Она встала, и никто не усадил ее обратно. Взяла ручку, подписала, не читая, протокол, который тут же протянул ей Бекназар. У нее было одно намерение — поскорее уйти отсюда, и Хаиткулы не стал бы ее задерживать, но подал голос Бекназар:

— Ханум, вам передает привет Мегерем.

Она резко отвернулась:

— Он здоров? Видели его?!

— Здоров. Я его видел в махачкалинской тюрьме. Он обвиняется в покушении на жизнь двух милиционеров. Кроме того, на какие средства он купил два дома, две машины и все остальное?

Ханум слушала его стоя, потом рухнула на стул. Затряслась в рыданиях. Бекназар налил в стакан воды, протянул ей, она ударила его по руке. Стакан отлетел в сторону, осколки стекла со звоном стукнули об дверь. Она распахнулась, показалось испуганное лицо конвоира. Ханум встала, пошла к открытой двери, потом обернулась, посмотрела на Хаиткулы, вернулась и снова села. Сквозь слезы проговорила:

— Гражданин майор, Мегерем ни в чем не виноват. Как его можно спасти? Я скажу вам, откуда взялись монеты, только облегчите его участь…

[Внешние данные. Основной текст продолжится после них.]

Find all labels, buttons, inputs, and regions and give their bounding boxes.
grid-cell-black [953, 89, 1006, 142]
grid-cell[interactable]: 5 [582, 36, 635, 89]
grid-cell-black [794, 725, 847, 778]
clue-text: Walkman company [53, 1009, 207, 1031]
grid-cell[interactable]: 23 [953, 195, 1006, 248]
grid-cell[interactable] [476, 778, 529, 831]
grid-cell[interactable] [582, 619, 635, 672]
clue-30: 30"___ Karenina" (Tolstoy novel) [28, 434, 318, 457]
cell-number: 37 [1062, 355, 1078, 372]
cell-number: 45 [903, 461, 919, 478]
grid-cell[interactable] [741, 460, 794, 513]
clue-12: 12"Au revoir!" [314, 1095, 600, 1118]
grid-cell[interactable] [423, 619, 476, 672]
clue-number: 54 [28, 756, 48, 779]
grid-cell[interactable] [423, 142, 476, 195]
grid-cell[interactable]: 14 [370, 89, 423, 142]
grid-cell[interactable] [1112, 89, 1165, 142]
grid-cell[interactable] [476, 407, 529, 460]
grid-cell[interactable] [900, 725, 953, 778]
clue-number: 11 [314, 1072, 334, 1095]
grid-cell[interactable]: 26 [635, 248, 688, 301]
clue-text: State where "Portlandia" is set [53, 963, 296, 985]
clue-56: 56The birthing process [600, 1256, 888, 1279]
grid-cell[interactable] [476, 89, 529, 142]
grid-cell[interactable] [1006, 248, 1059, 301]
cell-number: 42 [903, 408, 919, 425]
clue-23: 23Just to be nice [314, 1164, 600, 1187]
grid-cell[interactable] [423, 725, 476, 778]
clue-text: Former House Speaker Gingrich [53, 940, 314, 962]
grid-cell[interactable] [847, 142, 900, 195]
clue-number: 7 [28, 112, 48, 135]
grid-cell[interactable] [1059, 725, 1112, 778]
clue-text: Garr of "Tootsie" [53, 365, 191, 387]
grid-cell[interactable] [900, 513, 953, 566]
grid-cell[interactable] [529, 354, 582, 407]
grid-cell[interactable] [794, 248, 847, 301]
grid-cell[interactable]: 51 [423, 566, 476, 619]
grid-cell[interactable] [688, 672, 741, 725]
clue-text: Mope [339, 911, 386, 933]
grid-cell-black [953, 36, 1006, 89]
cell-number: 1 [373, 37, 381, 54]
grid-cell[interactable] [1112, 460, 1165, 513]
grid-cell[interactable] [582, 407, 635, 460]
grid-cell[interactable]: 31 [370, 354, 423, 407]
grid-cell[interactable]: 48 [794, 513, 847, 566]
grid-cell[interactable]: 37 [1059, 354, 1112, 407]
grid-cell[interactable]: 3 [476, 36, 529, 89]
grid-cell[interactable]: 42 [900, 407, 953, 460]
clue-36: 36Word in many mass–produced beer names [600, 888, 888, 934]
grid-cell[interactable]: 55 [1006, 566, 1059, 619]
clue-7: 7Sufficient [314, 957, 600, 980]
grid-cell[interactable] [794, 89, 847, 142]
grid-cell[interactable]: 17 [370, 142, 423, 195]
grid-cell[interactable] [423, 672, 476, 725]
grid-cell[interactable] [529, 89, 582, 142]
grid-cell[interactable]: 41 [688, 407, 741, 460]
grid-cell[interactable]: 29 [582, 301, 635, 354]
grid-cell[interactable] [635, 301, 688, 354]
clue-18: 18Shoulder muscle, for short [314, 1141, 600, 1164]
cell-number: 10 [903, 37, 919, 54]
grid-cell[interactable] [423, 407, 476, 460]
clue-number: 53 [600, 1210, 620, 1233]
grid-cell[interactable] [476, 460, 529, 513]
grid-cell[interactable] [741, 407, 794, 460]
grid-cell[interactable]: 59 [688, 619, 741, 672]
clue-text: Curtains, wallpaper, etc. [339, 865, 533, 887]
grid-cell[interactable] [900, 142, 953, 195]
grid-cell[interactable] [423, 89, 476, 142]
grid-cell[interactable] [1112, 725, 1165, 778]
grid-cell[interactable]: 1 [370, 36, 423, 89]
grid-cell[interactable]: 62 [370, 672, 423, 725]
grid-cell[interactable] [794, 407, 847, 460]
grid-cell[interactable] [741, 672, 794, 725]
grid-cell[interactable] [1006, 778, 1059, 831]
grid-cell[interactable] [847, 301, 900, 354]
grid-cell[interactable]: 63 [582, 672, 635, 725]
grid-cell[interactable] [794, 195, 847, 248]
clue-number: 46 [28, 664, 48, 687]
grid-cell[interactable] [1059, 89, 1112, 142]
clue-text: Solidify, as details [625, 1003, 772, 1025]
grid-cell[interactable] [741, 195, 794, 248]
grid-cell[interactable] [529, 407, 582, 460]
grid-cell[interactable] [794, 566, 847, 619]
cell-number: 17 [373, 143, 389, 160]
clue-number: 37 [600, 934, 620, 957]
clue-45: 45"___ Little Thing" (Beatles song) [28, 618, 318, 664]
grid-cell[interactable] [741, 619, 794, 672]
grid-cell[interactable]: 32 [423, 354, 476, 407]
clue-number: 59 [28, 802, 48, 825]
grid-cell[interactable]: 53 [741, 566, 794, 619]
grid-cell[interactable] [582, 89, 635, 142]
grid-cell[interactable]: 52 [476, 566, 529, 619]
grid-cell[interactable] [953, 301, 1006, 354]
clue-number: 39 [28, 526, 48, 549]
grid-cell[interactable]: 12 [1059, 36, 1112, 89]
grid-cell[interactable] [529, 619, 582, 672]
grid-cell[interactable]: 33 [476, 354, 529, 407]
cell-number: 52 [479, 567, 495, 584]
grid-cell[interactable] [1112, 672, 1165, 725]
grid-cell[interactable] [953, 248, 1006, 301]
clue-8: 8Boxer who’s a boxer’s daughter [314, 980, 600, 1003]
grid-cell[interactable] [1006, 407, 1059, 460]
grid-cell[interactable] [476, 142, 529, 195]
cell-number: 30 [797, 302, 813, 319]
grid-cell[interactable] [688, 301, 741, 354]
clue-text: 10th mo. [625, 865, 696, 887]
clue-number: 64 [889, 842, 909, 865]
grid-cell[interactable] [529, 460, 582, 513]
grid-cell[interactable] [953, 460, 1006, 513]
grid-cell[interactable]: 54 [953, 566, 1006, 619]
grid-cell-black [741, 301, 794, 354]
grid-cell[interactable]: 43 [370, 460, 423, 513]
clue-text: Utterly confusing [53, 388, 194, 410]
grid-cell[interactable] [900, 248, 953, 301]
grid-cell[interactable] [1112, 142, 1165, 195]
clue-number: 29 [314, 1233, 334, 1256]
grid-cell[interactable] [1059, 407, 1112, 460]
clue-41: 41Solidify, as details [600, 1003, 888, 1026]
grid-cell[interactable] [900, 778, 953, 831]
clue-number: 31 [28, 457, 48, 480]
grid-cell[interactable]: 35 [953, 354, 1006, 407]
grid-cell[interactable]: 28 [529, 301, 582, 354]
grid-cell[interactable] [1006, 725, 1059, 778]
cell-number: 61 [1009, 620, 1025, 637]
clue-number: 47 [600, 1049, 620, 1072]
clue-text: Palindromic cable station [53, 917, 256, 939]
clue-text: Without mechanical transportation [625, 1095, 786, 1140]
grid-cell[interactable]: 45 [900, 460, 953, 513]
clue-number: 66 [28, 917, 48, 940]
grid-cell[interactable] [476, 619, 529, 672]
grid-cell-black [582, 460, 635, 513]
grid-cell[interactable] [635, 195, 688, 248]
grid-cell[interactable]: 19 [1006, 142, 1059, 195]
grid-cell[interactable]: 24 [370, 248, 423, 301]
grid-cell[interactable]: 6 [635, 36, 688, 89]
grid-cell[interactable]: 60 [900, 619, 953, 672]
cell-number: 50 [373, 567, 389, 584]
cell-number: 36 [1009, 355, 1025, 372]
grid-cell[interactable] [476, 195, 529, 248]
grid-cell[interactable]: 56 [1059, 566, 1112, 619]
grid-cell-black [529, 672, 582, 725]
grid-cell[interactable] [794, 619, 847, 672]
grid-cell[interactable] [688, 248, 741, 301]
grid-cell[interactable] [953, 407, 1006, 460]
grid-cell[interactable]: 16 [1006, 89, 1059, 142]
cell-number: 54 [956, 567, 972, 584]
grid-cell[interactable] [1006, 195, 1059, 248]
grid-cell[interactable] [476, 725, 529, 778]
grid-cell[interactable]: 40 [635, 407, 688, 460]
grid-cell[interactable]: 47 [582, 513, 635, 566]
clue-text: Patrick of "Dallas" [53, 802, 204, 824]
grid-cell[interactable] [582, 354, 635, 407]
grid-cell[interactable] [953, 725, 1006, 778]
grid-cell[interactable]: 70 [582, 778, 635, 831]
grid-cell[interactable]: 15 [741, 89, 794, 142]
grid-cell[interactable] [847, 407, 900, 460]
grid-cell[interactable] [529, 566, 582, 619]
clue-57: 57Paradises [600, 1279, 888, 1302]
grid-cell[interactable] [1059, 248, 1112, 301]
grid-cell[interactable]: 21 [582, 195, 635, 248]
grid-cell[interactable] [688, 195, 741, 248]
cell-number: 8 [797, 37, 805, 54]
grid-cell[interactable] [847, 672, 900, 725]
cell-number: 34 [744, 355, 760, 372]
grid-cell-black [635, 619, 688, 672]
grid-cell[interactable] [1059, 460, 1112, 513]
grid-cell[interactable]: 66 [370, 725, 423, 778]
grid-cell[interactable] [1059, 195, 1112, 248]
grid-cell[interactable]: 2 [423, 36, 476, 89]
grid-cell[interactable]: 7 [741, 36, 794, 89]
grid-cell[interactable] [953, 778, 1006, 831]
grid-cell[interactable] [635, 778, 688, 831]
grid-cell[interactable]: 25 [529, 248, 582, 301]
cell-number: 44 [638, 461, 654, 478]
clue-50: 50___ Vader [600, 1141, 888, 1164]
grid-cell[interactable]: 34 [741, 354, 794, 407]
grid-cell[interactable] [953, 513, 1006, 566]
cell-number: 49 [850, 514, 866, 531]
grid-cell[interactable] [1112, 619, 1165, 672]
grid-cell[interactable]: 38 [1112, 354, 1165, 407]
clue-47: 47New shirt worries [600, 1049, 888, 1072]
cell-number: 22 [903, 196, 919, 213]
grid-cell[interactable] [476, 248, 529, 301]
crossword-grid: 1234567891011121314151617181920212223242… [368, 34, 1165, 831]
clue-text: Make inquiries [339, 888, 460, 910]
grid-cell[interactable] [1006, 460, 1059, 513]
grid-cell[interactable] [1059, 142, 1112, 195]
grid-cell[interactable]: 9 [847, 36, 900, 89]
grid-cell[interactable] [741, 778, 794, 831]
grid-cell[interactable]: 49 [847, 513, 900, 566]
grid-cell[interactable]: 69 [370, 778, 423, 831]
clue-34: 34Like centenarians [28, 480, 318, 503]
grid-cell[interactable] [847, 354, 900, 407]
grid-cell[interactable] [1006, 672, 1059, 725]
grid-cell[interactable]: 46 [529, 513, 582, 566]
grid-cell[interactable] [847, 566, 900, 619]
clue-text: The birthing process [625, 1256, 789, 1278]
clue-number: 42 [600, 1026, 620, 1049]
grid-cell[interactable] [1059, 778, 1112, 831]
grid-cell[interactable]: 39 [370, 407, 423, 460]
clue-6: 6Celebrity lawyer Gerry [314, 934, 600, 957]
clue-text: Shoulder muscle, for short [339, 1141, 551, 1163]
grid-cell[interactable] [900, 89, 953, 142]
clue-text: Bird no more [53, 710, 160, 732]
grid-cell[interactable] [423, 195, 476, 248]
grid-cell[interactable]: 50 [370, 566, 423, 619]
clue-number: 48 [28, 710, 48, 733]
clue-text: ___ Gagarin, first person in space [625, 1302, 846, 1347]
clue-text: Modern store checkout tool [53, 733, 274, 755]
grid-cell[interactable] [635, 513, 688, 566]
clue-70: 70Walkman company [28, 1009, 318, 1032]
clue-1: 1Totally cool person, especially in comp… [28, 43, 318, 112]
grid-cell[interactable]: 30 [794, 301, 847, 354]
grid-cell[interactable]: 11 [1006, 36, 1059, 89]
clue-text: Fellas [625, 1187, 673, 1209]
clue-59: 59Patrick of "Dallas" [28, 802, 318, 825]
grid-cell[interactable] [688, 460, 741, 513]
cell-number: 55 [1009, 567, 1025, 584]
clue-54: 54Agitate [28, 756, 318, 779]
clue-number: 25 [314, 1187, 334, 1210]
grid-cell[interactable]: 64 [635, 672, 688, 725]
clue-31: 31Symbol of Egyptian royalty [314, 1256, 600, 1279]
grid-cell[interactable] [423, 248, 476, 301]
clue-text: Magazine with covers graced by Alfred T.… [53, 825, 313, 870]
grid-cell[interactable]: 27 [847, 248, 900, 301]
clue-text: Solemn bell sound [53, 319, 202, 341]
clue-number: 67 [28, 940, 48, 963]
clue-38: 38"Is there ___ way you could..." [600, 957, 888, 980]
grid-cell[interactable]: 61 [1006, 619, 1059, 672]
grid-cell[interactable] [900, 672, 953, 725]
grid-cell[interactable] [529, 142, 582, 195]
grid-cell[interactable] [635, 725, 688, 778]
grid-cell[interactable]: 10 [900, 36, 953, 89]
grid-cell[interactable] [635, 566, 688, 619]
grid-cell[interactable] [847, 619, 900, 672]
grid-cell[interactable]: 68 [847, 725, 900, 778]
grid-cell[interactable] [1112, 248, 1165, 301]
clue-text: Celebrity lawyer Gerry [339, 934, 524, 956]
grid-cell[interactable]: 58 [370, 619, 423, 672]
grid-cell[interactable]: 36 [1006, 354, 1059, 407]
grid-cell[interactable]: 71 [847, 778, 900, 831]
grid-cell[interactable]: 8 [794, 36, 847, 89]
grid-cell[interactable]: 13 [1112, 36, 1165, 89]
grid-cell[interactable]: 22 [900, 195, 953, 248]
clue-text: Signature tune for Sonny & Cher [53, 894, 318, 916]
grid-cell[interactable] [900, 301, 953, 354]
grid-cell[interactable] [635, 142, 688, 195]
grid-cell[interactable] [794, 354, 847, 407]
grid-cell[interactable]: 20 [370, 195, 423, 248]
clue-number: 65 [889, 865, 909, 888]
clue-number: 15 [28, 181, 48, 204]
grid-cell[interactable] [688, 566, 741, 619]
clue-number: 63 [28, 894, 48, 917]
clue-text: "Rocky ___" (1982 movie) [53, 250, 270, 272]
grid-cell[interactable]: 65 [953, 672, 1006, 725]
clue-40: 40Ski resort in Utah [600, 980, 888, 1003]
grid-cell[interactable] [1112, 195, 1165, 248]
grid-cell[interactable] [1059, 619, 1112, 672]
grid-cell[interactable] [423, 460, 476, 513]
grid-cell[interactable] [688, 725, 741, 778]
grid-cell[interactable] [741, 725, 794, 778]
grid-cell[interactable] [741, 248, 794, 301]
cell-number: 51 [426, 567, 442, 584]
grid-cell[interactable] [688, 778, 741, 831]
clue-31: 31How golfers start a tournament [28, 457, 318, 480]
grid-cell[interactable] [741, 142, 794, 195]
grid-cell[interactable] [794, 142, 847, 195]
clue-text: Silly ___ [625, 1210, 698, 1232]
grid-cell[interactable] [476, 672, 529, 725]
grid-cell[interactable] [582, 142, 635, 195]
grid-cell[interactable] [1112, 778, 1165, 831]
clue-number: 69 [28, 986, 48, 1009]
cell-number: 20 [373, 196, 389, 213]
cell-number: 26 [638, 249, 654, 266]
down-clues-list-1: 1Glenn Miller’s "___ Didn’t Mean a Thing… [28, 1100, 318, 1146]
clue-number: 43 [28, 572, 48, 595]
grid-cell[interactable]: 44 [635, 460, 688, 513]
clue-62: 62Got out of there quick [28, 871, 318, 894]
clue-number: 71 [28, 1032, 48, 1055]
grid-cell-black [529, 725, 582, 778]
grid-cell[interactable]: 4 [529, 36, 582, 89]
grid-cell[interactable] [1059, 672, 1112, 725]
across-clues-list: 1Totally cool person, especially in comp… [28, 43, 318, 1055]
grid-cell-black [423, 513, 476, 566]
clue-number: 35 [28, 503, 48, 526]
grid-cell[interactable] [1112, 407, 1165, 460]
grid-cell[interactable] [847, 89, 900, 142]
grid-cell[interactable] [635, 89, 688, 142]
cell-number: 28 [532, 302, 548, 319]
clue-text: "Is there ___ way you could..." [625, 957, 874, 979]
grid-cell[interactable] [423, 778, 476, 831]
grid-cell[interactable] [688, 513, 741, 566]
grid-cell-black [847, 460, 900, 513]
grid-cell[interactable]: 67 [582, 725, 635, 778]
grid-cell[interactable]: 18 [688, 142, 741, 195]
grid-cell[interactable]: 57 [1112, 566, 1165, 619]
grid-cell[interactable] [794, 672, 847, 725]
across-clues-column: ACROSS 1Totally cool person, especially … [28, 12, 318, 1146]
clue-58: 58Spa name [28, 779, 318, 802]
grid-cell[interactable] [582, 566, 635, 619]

Хаиткулы и сам понимал, что тайна золотых монет остается не раскрытой до конца. Возможно, часть их, как и драгоценности, были по дешевке куплены Ханум, а остальные?.. Что он мог сказать ей сейчас? Что позаботится о ее муже? Постарается найти для пего смягчающие его вину обстоятельства? Чепуха! Не может он этого сделать даже ценой потери ключа к разгадке тайны этих монет.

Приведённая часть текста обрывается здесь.